Add mourning customs to the list of American habits and rituals forever altered by social media.

Families and neighbors still line up to offer embraces and handshakes and gather around a casket at a church or funeral chapel, but grief and mourning also have gone online.

Funeral homes have "tribute pages" where people can post remembrances, photos and videos, light a virtual candle, order real flowers and gifts and recommend the deceased's tribute page on Facebook.

The Chattanooga community this week grieved the loss of two prominent members on the same day. Longtime GPS headmaster Randy Tucker, retired last year from that position, died Monday in a car crash, and Renee Card Monroe, whose family owns the Card Monroe tufting business and who had her own downtown arts-related businesses, drowned with her two grandchildren in an ATV accident.

Obituary notices in the newspaper presented the facts about Monroe's and Tucker's lives to the community: such-and-such an education, so-and-so relatives, services announced, memorial funds set up.

Online tributes for both on the Heritage Funeral Home website were all about the community's feelings for the people they lost: neighbors, church family, mentors and friends.

"What your family built in our community is now your strength to draw on. Thank you for sharing Mr. Tucker with us," one person wrote on Tucker's tribute page among dozens of other remembrances.

"May you feel God's arms around you during this difficult time and may it be of some comfort to know that more people than you could ever imagine are praying for you," someone else wrote on Monroe's memorial page.

Comment belowIf you would like to share your memories about longtime Girls Preparatory School headmaster Randy Tucker or entrepreneur Renee Card Monroe, who died this week in tragic accidents, please do so in the comments section below this story.

"Social media has definitely changed the face of funeral service," said Curtis Ottinger, managing partner of Heritage Funeral Home & Crematory, which is handling both funerals today.

"I believe it's an avenue for people who just cannot attend funerals, a way to express condolences for the family. ... This generation that we live in is so dependent on social media for everything.
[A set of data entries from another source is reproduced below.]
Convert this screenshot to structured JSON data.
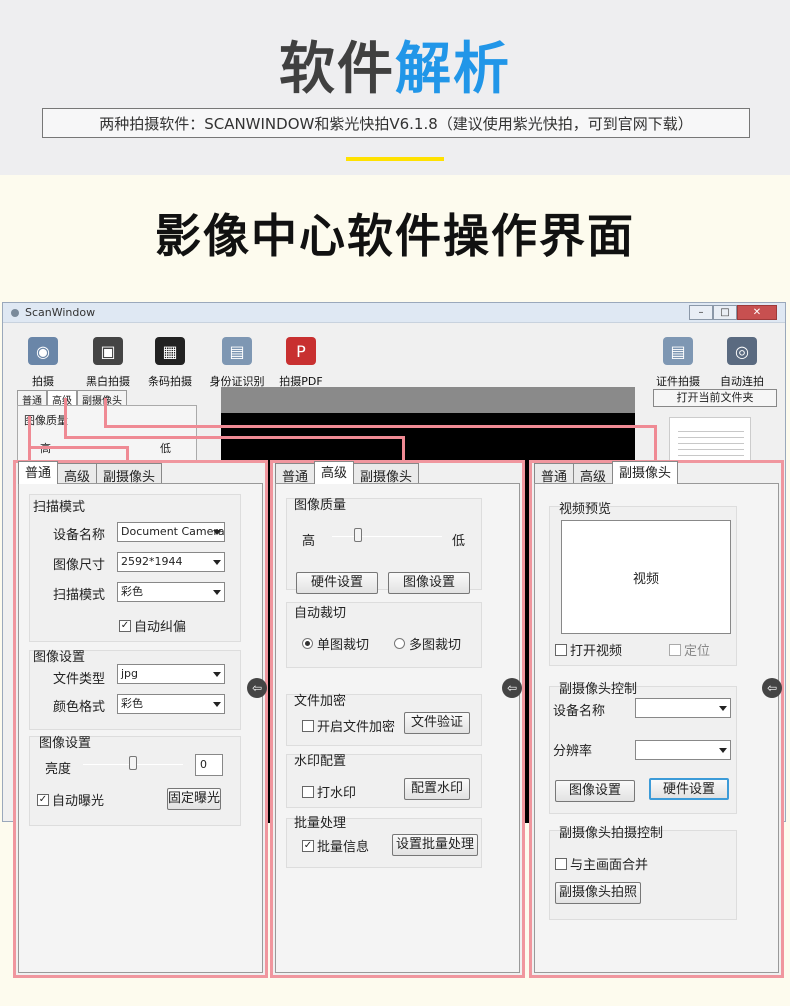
{
  "header": {
    "title_part1": "软件",
    "title_part2": "解析",
    "subtitle": "两种拍摄软件：SCANWINDOW和紫光快拍V6.1.8（建议使用紫光快拍，可到官网下载）",
    "section_title": "影像中心软件操作界面"
  },
  "window": {
    "title": "ScanWindow",
    "controls": {
      "minimize": "–",
      "maximize": "□",
      "close": "✕"
    },
    "toolbar_left": [
      "拍摄",
      "黑白拍摄",
      "条码拍摄",
      "身份证识别",
      "拍摄PDF"
    ],
    "toolbar_right": [
      "证件拍摄",
      "自动连拍"
    ],
    "tabs": [
      "普通",
      "高级",
      "副摄像头"
    ],
    "bg_group": "图像质量",
    "bg_high": "高",
    "bg_low": "低",
    "open_folder_label": "打开当前文件夹"
  },
  "panel_general": {
    "tabs": [
      "普通",
      "高级",
      "副摄像头"
    ],
    "scan_group": "扫描模式",
    "device_label": "设备名称",
    "device_value": "Document Camera",
    "size_label": "图像尺寸",
    "size_value": "2592*1944",
    "mode_label": "扫描模式",
    "mode_value": "彩色",
    "deskew_label": "自动纠偏",
    "deskew_checked": true,
    "img_group": "图像设置",
    "filetype_label": "文件类型",
    "filetype_value": "jpg",
    "color_label": "颜色格式",
    "color_value": "彩色",
    "img_group2": "图像设置",
    "brightness_label": "亮度",
    "brightness_value": "0",
    "autoexp_label": "自动曝光",
    "autoexp_checked": true,
    "fixexp_label": "固定曝光"
  },
  "panel_advanced": {
    "tabs": [
      "普通",
      "高级",
      "副摄像头"
    ],
    "quality_group": "图像质量",
    "high": "高",
    "low": "低",
    "hw_button": "硬件设置",
    "img_button": "图像设置",
    "crop_group": "自动裁切",
    "single_crop": "单图裁切",
    "multi_crop": "多图裁切",
    "encrypt_group": "文件加密",
    "encrypt_label": "开启文件加密",
    "verify_button": "文件验证",
    "watermark_group": "水印配置",
    "watermark_label": "打水印",
    "watermark_button": "配置水印",
    "batch_group": "批量处理",
    "batch_label": "批量信息",
    "batch_checked": true,
    "batch_button": "设置批量处理"
  },
  "panel_camera": {
    "tabs": [
      "普通",
      "高级",
      "副摄像头"
    ],
    "preview_group": "视频预览",
    "video_text": "视频",
    "open_video": "打开视频",
    "locate": "定位",
    "control_group": "副摄像头控制",
    "device_label": "设备名称",
    "resolution_label": "分辨率",
    "img_button": "图像设置",
    "hw_button": "硬件设置",
    "capture_group": "副摄像头拍摄控制",
    "merge_label": "与主画面合并",
    "capture_button": "副摄像头拍照"
  },
  "colors": {
    "accent_blue": "#2196e8",
    "highlight_border": "#f0969e",
    "yellow_bar": "#ffe100"
  }
}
People are so mobile now, and when you have a site like we have, it allows people that are mobile to connect with one another," Ottinger said.

While some see electronic mourning or "public grief" as invasive or disrespectful, more say it's helping to forge and confirm ties in a large, scattered world.

Writing on the Cafe blog of the Women of the Evangelical Lutheran Church in America, pastor Emily Carson wrote that social media "can serve as a very meaningful outlet for the range of emotions that accompany life's deepest challenges. Social media provides tools that allow an individual to reach out."

It also allows the funeral care industry to expand its continuum of services and build connections with customers, said Ryan Thogmartin, whose Zanesville, Ohio-based Disrupt Media has made a specialty of integrating social media into the funeral home industry.

For instance, he said, "I think it's made the obituary extremely more valuable."

"The consumer has realized the obituary doesn't have to be a traditional, 'preceded in death by ... .' Online, it can be whatever you want it to be."

People who go to a funeral home website to read a nontraditional, personalized life story might stay there to order flowers or food for the bereaved family. Family members in mourning can use the sites to connect with grief counselors, talk with others who also have experienced losses or begin making their own plans.

"If we can provide a platform where they can feel comfortable talking about death, that's a value for them," said Thogmartin.

But he and Ottinger said social media services are an extension of, not a substitute for, people's deep need to come together and mourn the loss of loved ones.

"It's great," Ottinger said. "It's not to replace that, it's just another arm to that."